Бабушка долго что-то говорила Максиму, но запомнилась ему только та часть рассказа, в которой фигурировали такие слова, как «вранье» и «обман», что бабушка особо подчеркивала своим хорошо поставленным преподавательским голосом.
– Хитрые китайские экскурсоводы-обманщики нарочно вводят ни в чем неповинных туристов в заблуждение! – ораторствовал Максим. – Говорят, что в Петербурге очень много янтарных раскопок ведется! Что янтарь с моря намывало и намывает, и это такая наша очень большая достопримечательность и ценность! И потом сразу ведут жертв этого бессовестного обмана в сувенирный, в ювелирный, и там китайцы янтарь и покупают. А это все на самом деле неправда. Обманщики!
Китайцев вокруг действительно было много. Они приплывали целыми пароходами, океанскими лайнерами, которые останавливались на Неве.
Жара спадала. Началась гроза.
Глава седьмая
#мишкачитаеткнижку
20 июля
Полли 21:15
Привет, дружище! Да, до Союза писателей все-таки добрались, спасибо, что помнишь, как это важно, а-хах. Если честно,
А насчет Андрея не знаю, странный он какой-то. Я вот сейчас дошла до хостела, ну, он меня проводил, теперь пойду одна погуляю. С ним особо город нормально не посмотришь, мне кажется. В общем, достал.

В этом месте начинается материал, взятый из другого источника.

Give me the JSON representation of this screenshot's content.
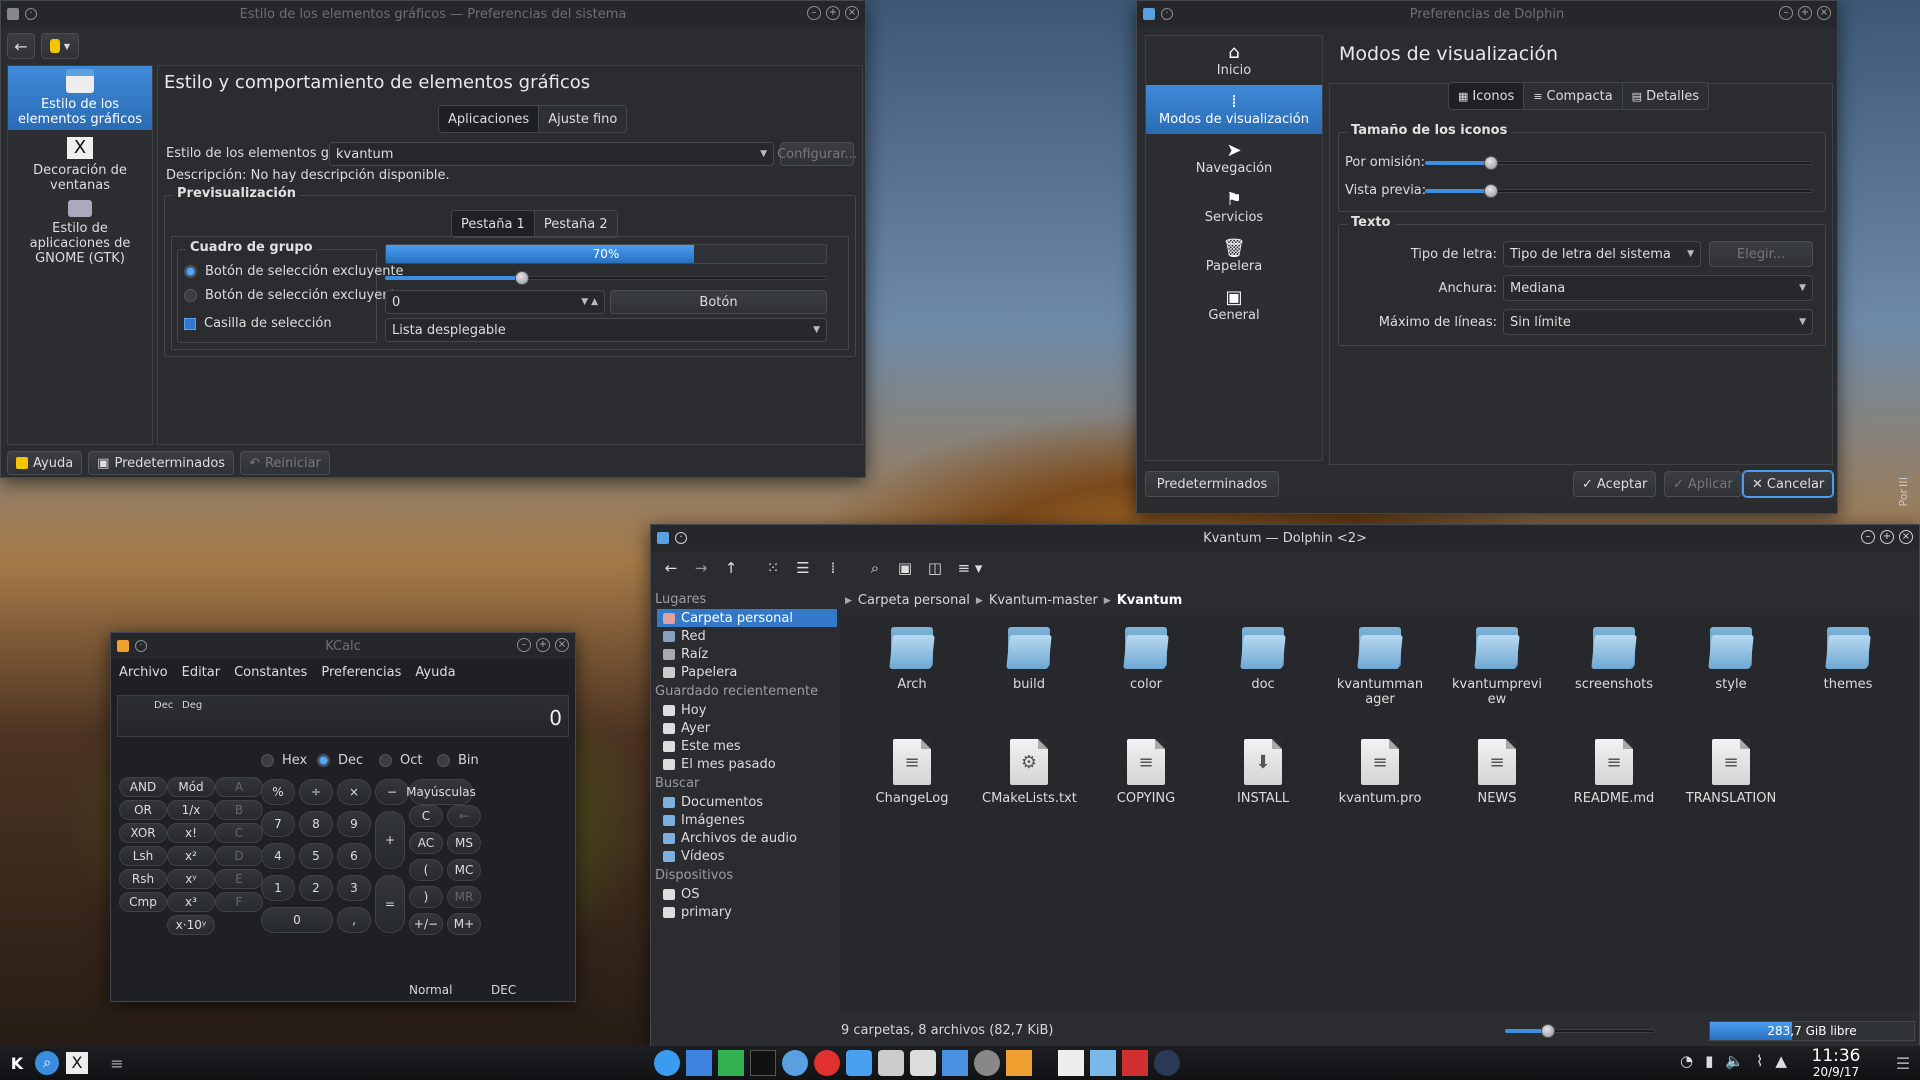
{
  "syswin": {
    "title": "Estilo de los elementos gráficos — Preferencias del sistema",
    "sidebar": [
      {
        "label": "Estilo de los elementos gráficos"
      },
      {
        "label": "Decoración de ventanas"
      },
      {
        "label": "Estilo de aplicaciones de GNOME (GTK)"
      }
    ],
    "heading": "Estilo y comportamiento de elementos gráficos",
    "tabs": [
      "Aplicaciones",
      "Ajuste fino"
    ],
    "style_label": "Estilo de los elementos gráficos:",
    "style_value": "kvantum",
    "configure": "Configurar...",
    "description": "Descripción: No hay descripción disponible.",
    "preview_title": "Previsualización",
    "preview_tabs": [
      "Pestaña 1",
      "Pestaña 2"
    ],
    "group_title": "Cuadro de grupo",
    "radio1": "Botón de selección excluyente",
    "radio2": "Botón de selección excluyente",
    "checkbox": "Casilla de selección",
    "progress": "70%",
    "progress_value": 0.7,
    "slider_value": 0.31,
    "spin_value": "0",
    "button": "Botón",
    "dropdown": "Lista desplegable",
    "footer": {
      "help": "Ayuda",
      "defaults": "Predeterminados",
      "reset": "Reiniciar"
    }
  },
  "dolphin_prefs": {
    "title": "Preferencias de Dolphin",
    "nav": [
      {
        "icon": "home-icon",
        "glyph": "⌂",
        "label": "Inicio"
      },
      {
        "icon": "view-modes-icon",
        "glyph": "⁞",
        "label": "Modos de visualización"
      },
      {
        "icon": "cursor-icon",
        "glyph": "➤",
        "label": "Navegación"
      },
      {
        "icon": "flag-icon",
        "glyph": "⚑",
        "label": "Servicios"
      },
      {
        "icon": "trash-icon",
        "glyph": "🗑",
        "label": "Papelera"
      },
      {
        "icon": "image-icon",
        "glyph": "▣",
        "label": "General"
      }
    ],
    "heading": "Modos de visualización",
    "view_tabs": [
      "Iconos",
      "Compacta",
      "Detalles"
    ],
    "icon_size_title": "Tamaño de los iconos",
    "default_label": "Por omisión:",
    "default_value": 0.17,
    "preview_label": "Vista previa:",
    "preview_value": 0.17,
    "text_title": "Texto",
    "font_label": "Tipo de letra:",
    "font_value": "Tipo de letra del sistema",
    "choose": "Elegir...",
    "width_label": "Anchura:",
    "width_value": "Mediana",
    "lines_label": "Máximo de líneas:",
    "lines_value": "Sin límite",
    "defaults": "Predeterminados",
    "accept": "Aceptar",
    "apply": "Aplicar",
    "cancel": "Cancelar"
  },
  "kcalc": {
    "title": "KCalc",
    "menu": [
      "Archivo",
      "Editar",
      "Constantes",
      "Preferencias",
      "Ayuda"
    ],
    "display_mode1": "Dec",
    "display_mode2": "Deg",
    "display_value": "0",
    "bases": [
      "Hex",
      "Dec",
      "Oct",
      "Bin"
    ],
    "left_col1": [
      "AND",
      "OR",
      "XOR",
      "Lsh",
      "Rsh",
      "Cmp"
    ],
    "left_col2": [
      "Mód",
      "1/x",
      "x!",
      "x²",
      "xʸ",
      "x³",
      "x·10ʸ"
    ],
    "hex_col": [
      "A",
      "B",
      "C",
      "D",
      "E",
      "F"
    ],
    "ops": [
      "%",
      "÷",
      "×",
      "−"
    ],
    "digits": [
      "7",
      "8",
      "9",
      "4",
      "5",
      "6",
      "1",
      "2",
      "3",
      "0",
      ","
    ],
    "plus": "+",
    "equals": "=",
    "mem_col1": [
      "C",
      "AC",
      "(",
      ")",
      "+/−"
    ],
    "mem_col2": [
      "←",
      "MS",
      "MC",
      "MR",
      "M+"
    ],
    "shift": "Mayúsculas",
    "status_mode": "Normal",
    "status_base": "DEC"
  },
  "dolphin": {
    "title": "Kvantum — Dolphin <2>",
    "places_title": "Lugares",
    "places": [
      "Carpeta personal",
      "Red",
      "Raíz",
      "Papelera"
    ],
    "recent_title": "Guardado recientemente",
    "recent": [
      "Hoy",
      "Ayer",
      "Este mes",
      "El mes pasado"
    ],
    "search_title": "Buscar",
    "search": [
      "Documentos",
      "Imágenes",
      "Archivos de audio",
      "Vídeos"
    ],
    "devices_title": "Dispositivos",
    "devices": [
      "OS",
      "primary"
    ],
    "breadcrumb": [
      "Carpeta personal",
      "Kvantum-master",
      "Kvantum"
    ],
    "folders": [
      "Arch",
      "build",
      "color",
      "doc",
      "kvantummanager",
      "kvantumpreview",
      "screenshots",
      "style",
      "themes"
    ],
    "files": [
      {
        "name": "ChangeLog",
        "icon": "text-file-icon",
        "glyph": "≡"
      },
      {
        "name": "CMakeLists.txt",
        "icon": "cmake-file-icon",
        "glyph": "⚙"
      },
      {
        "name": "COPYING",
        "icon": "text-file-icon",
        "glyph": "≡"
      },
      {
        "name": "INSTALL",
        "icon": "install-file-icon",
        "glyph": "⬇"
      },
      {
        "name": "kvantum.pro",
        "icon": "text-file-icon",
        "glyph": "≡"
      },
      {
        "name": "NEWS",
        "icon": "text-file-icon",
        "glyph": "≡"
      },
      {
        "name": "README.md",
        "icon": "text-file-icon",
        "glyph": "≡"
      },
      {
        "name": "TRANSLATION",
        "icon": "text-file-icon",
        "glyph": "≡"
      }
    ],
    "status": "9 carpetas, 8 archivos (82,7 KiB)",
    "free": "283,7 GiB libre"
  },
  "taskbar": {
    "time": "11:36",
    "date": "20/9/17",
    "side_label": "Por"
  },
  "colors": {
    "accent": "#3d8ee0",
    "window": "#2a2c30"
  }
}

Полина сидела в баре на самой легендарной барной улице Питера и читала поэта Таганова. Она сначала стеснялась, а потом была очень приятно удивлена, что читать книги в кафе и барах Петербурга считается в порядке вещей, и это вовсе не для того, чтобы выпендриваться или понтоваться. В каждом втором кафе были целые стеллажи и полки, заставленные книгами, в том числе и поэзией. Часто Полине попадались таблички, информирующие о том, что в баре идет открытый книгообмен и можно взять понравившийся томик себе.

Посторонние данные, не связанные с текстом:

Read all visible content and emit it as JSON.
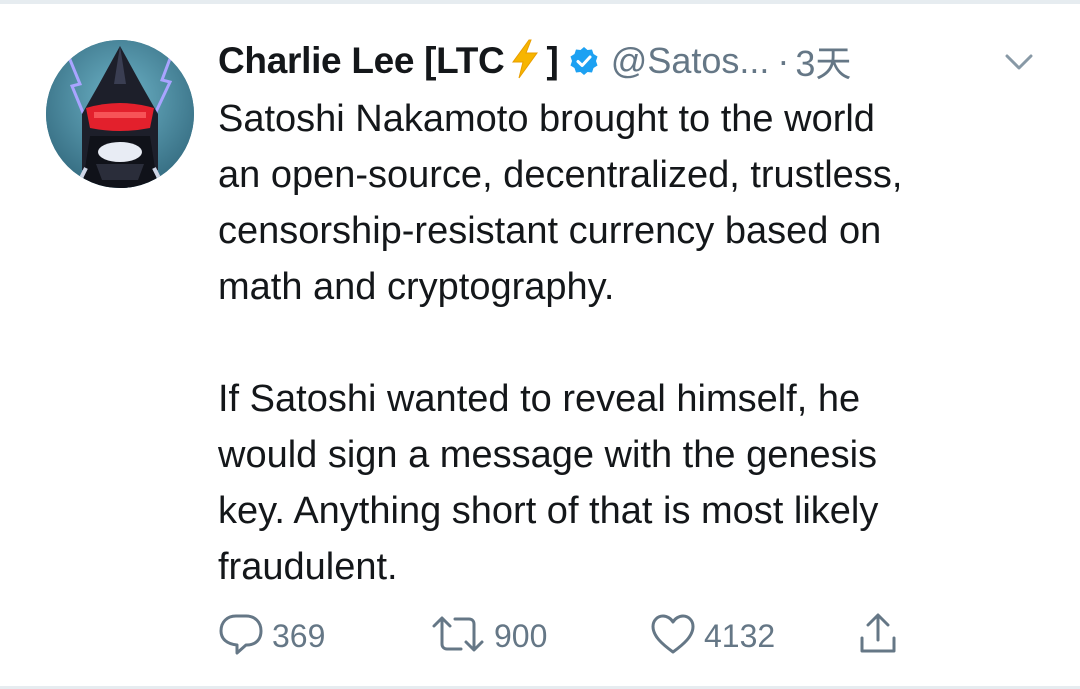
{
  "tweet": {
    "author_name": "Charlie Lee [LTC",
    "author_name_close": "]",
    "handle": "@Satos...",
    "separator": "·",
    "time": "3天",
    "lightning_emoji": "lightning-bolt-emoji",
    "paragraph_1": "Satoshi Nakamoto brought to the world\nan open-source, decentralized, trustless,\ncensorship-resistant currency based on\nmath and cryptography.",
    "paragraph_2": "If Satoshi wanted to reveal himself, he\nwould sign a message with the genesis\nkey. Anything short of that is most likely\nfraudulent."
  },
  "actions": {
    "reply_count": "369",
    "retweet_count": "900",
    "like_count": "4132"
  },
  "icons": {
    "verified": "verified-badge-icon",
    "caret": "chevron-down-icon",
    "reply": "reply-icon",
    "retweet": "retweet-icon",
    "like": "heart-icon",
    "share": "share-icon"
  },
  "colors": {
    "verified": "#1da1f2",
    "secondary_text": "#657786",
    "primary_text": "#14171a",
    "bolt": "#f7b500"
  }
}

Так что из толпы она не выделялась. Расчувствовавшись и вдохновившись таким всеобъемлющим негласным родством и взаимопониманием, она подошла к стойке и заявила бармену, что ей бы отведатьс шампузень. Ну, типа как делали заказ в начале прошлого века. Бармен посмотрел на нее с сочувствием. Полина застеснялась и промямлила, что ей подойдет и глинтвейн. Если можно.
Лучше бы взяла что-нибудь холодное. А теперь сиди и давись горячим на такой жаре.

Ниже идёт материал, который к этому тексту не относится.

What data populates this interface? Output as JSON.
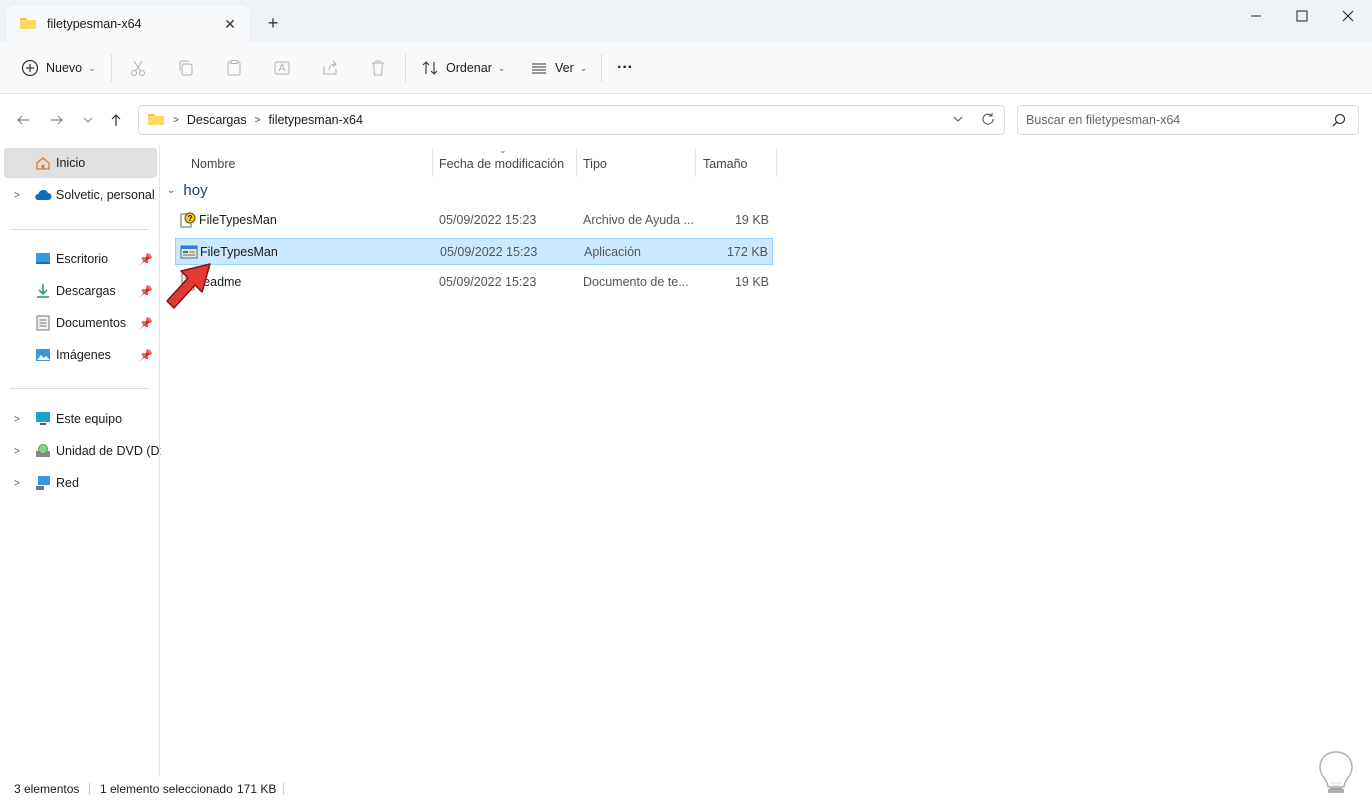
{
  "window": {
    "tab_title": "filetypesman-x64",
    "close_tab": "✕",
    "new_tab": "+"
  },
  "toolbar": {
    "new_label": "Nuevo",
    "sort_label": "Ordenar",
    "view_label": "Ver",
    "more_label": "···"
  },
  "address": {
    "crumbs": [
      "Descargas",
      "filetypesman-x64"
    ]
  },
  "search": {
    "placeholder": "Buscar en filetypesman-x64"
  },
  "sidebar": {
    "items": [
      {
        "label": "Inicio",
        "icon": "home-icon"
      },
      {
        "label": "Solvetic, personal",
        "icon": "cloud-icon"
      },
      {
        "label": "Escritorio",
        "icon": "desktop-icon"
      },
      {
        "label": "Descargas",
        "icon": "download-icon"
      },
      {
        "label": "Documentos",
        "icon": "documents-icon"
      },
      {
        "label": "Imágenes",
        "icon": "pictures-icon"
      },
      {
        "label": "Este equipo",
        "icon": "computer-icon"
      },
      {
        "label": "Unidad de DVD (D:)",
        "icon": "dvd-drive-icon"
      },
      {
        "label": "Red",
        "icon": "network-icon"
      }
    ]
  },
  "columns": {
    "name": "Nombre",
    "date": "Fecha de modificación",
    "type": "Tipo",
    "size": "Tamaño"
  },
  "group": {
    "label": "hoy"
  },
  "files": [
    {
      "name": "FileTypesMan",
      "date": "05/09/2022 15:23",
      "type": "Archivo de Ayuda ...",
      "size": "19 KB",
      "icon": "help-file-icon",
      "selected": false
    },
    {
      "name": "FileTypesMan",
      "date": "05/09/2022 15:23",
      "type": "Aplicación",
      "size": "172 KB",
      "icon": "application-icon",
      "selected": true
    },
    {
      "name": "readme",
      "date": "05/09/2022 15:23",
      "type": "Documento de te...",
      "size": "19 KB",
      "icon": "text-document-icon",
      "selected": false
    }
  ],
  "status": {
    "count": "3 elementos",
    "selection": "1 elemento seleccionado",
    "selection_size": "171 KB"
  },
  "colors": {
    "accent": "#0067c0",
    "selection_bg": "#cce8ff",
    "selection_border": "#99d1ff",
    "folder": "#f6c344",
    "arrow": "#e53935"
  }
}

Максим вел себя странно. Но новый знакомый Полины был еще более странным и как-то превратно понял ее просьбу показать ей душу города. Улица Думская – легендарное же место, а он даже не собирался туда ее сводить. Уже несколько дней прошло. А Максим все в командировке.
Широкая витрина бара служила удобным столиком с отличным видом на Перинные ряды, Гостиный двор и кусочек Невского. Повсюду лежали декоративные подушки.
Полина достала из рюкзака медведя и посадила его рядом со стаканом глинтвейна. Сфотографировала, сделала отметку о своем местоположении и приписала хештег «впитерепить», подумала, стерла и заменила на «мишкапьетвинишко».
Открыла книгу поэта Таганова на том месте, где остановилась, и подсунула вместо закладки мягкую медвежью лапу. «А еще #мишкачитаеткнижку».
Глинтвейн остыл, а Полине, помимо кучи лайков, пришло одно личное сообщение: «Привет! Я мишкапьювинишко в соседнем баре! В Питере пить!»
– Ну вообще, если вот ты прямо нормальный выход требуешь, наверное, самое как раз нормальное исчезнуть. Дружите просто с ней по переписке, и все такое.
– Ты что? Ты что? Как это я так? А она? А я?
– Чего-о?
– Нравится она, говорю, мне. Очень.
Уж лучше бы он инсценировал свою смерть, а потом появился в реальной жизни в виде настоящего Максима, чем так вот мучиться!